Polk County residents who have warrants or are listed on a sex-offender registry now have three choices, Stoughton said: They could seek refuge at a shelter and risk arrest, they could try to sneak into one and risk a harsh response, or they could stay at home during one of the most dangerous storms to approach Florida in modern history. Polk County is in the middle of the state; Winter Haven, where the sheriff’s office is located, is about 50 miles from the Gulf Coast and roughly 70 from the Atlantic Ocean.
The directive “puts [affected residents] in danger,” Stoughton said. But it also “puts the officers and other first responders who are going to have to rescue them in danger. It puts their families and their dependents in danger.”
The problem is compounded by the sheer number of Floridians with active arrest warrants. In 2011, the Miami Herald reported that the Florida Department of Law Enforcement had more than 100,000 active warrants for felony offenses. The state’s large counties also had significant backlogs, the Herald found: Palm Beach County had 58,000 outstanding warrants, while nearby Broward County, where the city of Ft. Lauderdale is located, had an “astounding” 219,000. (Numbers for Polk County weren’t immediately available.)
Some of the warrants in Palm Beach and Broward were for serious offenses. But the overwhelming majority were for misdemeanors and other minor crimes, including traffic offenses, failure to appear in court, and unpaid court fees. A resident might not be aware there is a warrant out for his or her arrest in minor cases, Stoughton noted. As a result, someone seeking refuge could arrive at a Polk County shelter with family, discover he or she has an active arrest warrant, and be hauled off to jail during a hurricane.

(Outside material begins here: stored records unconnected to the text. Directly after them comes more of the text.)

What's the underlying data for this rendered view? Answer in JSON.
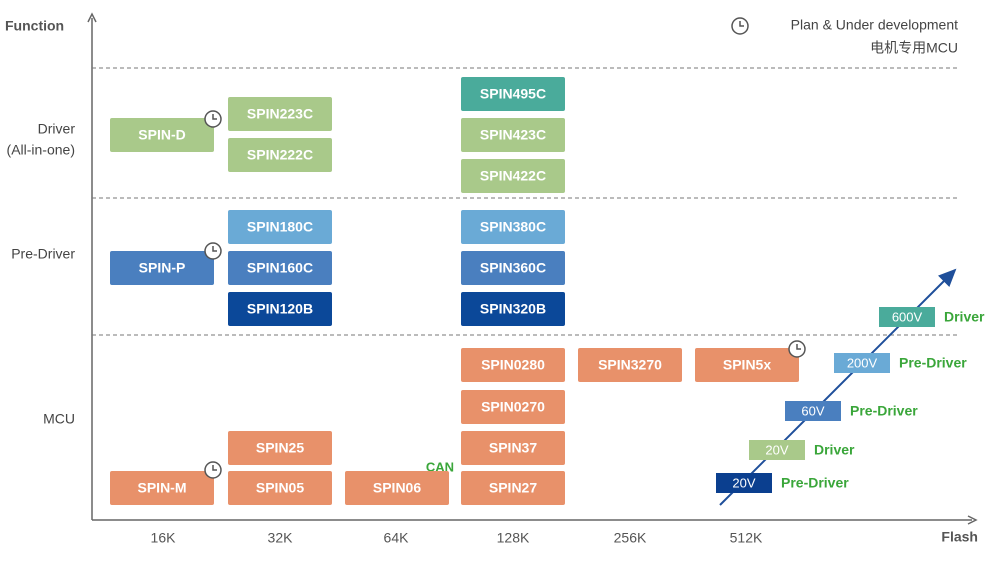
{
  "axes": {
    "y_label": "Function",
    "x_label": "Flash"
  },
  "columns": [
    "16K",
    "32K",
    "64K",
    "128K",
    "256K",
    "512K"
  ],
  "rows": [
    [
      "Driver",
      "(All-in-one)"
    ],
    [
      "Pre-Driver"
    ],
    [
      "MCU"
    ]
  ],
  "legend": {
    "planned": "Plan & Under development",
    "note": "电机专用MCU"
  },
  "products": [
    {
      "label": "SPIN-D",
      "color": "#a9c98a"
    },
    {
      "label": "SPIN223C",
      "color": "#a9c98a"
    },
    {
      "label": "SPIN222C",
      "color": "#a9c98a"
    },
    {
      "label": "SPIN495C",
      "color": "#4aab9b"
    },
    {
      "label": "SPIN423C",
      "color": "#a9c98a"
    },
    {
      "label": "SPIN422C",
      "color": "#a9c98a"
    },
    {
      "label": "SPIN180C",
      "color": "#6aaad6"
    },
    {
      "label": "SPIN160C",
      "color": "#4a7fbf"
    },
    {
      "label": "SPIN120B",
      "color": "#0b4899"
    },
    {
      "label": "SPIN-P",
      "color": "#4a7fbf"
    },
    {
      "label": "SPIN380C",
      "color": "#6aaad6"
    },
    {
      "label": "SPIN360C",
      "color": "#4a7fbf"
    },
    {
      "label": "SPIN320B",
      "color": "#0b4899"
    },
    {
      "label": "SPIN0280",
      "color": "#e8916a"
    },
    {
      "label": "SPIN3270",
      "color": "#e8916a"
    },
    {
      "label": "SPIN5x",
      "color": "#e8916a"
    },
    {
      "label": "SPIN0270",
      "color": "#e8916a"
    },
    {
      "label": "SPIN25",
      "color": "#e8916a"
    },
    {
      "label": "SPIN37",
      "color": "#e8916a"
    },
    {
      "label": "SPIN-M",
      "color": "#e8916a"
    },
    {
      "label": "SPIN05",
      "color": "#e8916a"
    },
    {
      "label": "SPIN06",
      "color": "#e8916a"
    },
    {
      "label": "SPIN27",
      "color": "#e8916a"
    }
  ],
  "annotation": "CAN",
  "voltage_badges": [
    {
      "voltage": "600V",
      "type": "Driver",
      "color": "#4aab9b"
    },
    {
      "voltage": "200V",
      "type": "Pre-Driver",
      "color": "#6aaad6"
    },
    {
      "voltage": "60V",
      "type": "Pre-Driver",
      "color": "#4a7fbf"
    },
    {
      "voltage": "20V",
      "type": "Driver",
      "color": "#a9c98a"
    },
    {
      "voltage": "20V",
      "type": "Pre-Driver",
      "color": "#0b3f8f"
    }
  ]
}
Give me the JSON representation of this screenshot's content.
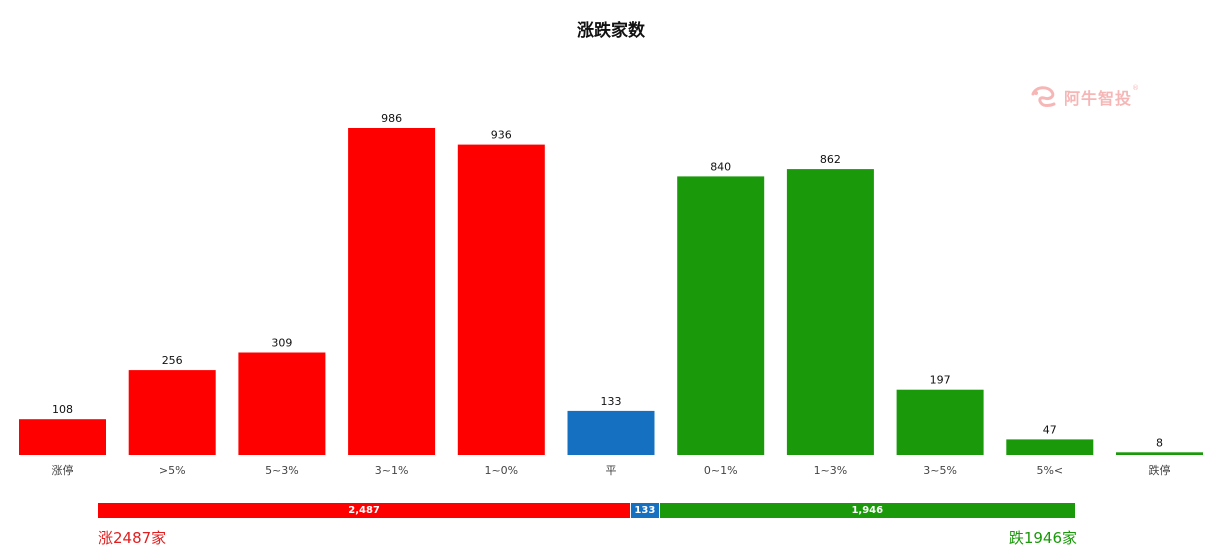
{
  "chart_data": {
    "type": "bar",
    "title": "涨跌家数",
    "categories": [
      "涨停",
      ">5%",
      "5~3%",
      "3~1%",
      "1~0%",
      "平",
      "0~1%",
      "1~3%",
      "3~5%",
      "5%<",
      "跌停"
    ],
    "values": [
      108,
      256,
      309,
      986,
      936,
      133,
      840,
      862,
      197,
      47,
      8
    ],
    "value_labels": [
      "108",
      "256",
      "309",
      "986",
      "936",
      "133",
      "840",
      "862",
      "197",
      "47",
      "8"
    ],
    "bar_colors": [
      "#ff0000",
      "#ff0000",
      "#ff0000",
      "#ff0000",
      "#ff0000",
      "#1570c2",
      "#1a9a0a",
      "#1a9a0a",
      "#1a9a0a",
      "#1a9a0a",
      "#1a9a0a"
    ],
    "ylim": [
      0,
      1000
    ],
    "grid": false,
    "xlabel": "",
    "ylabel": ""
  },
  "summary_bar": {
    "segments": [
      {
        "name": "up",
        "value": 2487,
        "label": "2,487",
        "color": "#ff0000"
      },
      {
        "name": "flat",
        "value": 133,
        "label": "133",
        "color": "#1570c2"
      },
      {
        "name": "down",
        "value": 1946,
        "label": "1,946",
        "color": "#1a9a0a"
      }
    ],
    "up_text": "涨2487家",
    "down_text": "跌1946家"
  },
  "watermark": {
    "text": "阿牛智投",
    "reg_mark": "®",
    "icon": "bull-logo-icon",
    "color": "#e83030"
  }
}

If some Polk County residents stay away from shelters, it won’t be the first time people have avoided help for fear of legal consequences. When Hurricane Harvey struck Texas last month, members of Houston’s large community of undocumented immigrants feared they would be arrested and deported if they sought assistance from authorities during the storm. City officials responded by telling them they wouldn’t be targeted at shelters and food banks, and federal immigration-enforcement agencies said they would scale back their operations at rescue facilities.
After the sheriff’s department’s posts received national attention, a representative told The Daily Beast that officers have to arrest people they encounter if they have outstanding warrants. But Stoughton said no such legal obligation exists—officers can use their own discretion.
He recalled an example from his own time as a police officer when he pulled over a woman with three young children in her car during a routine traffic stop. She was from a different city and was the children’s sole caregiver. Stoughton discovered she had an active warrant for a minor misdemeanor related to court fines, but after discussing it with his supervisor, he decided not to arrest her for it.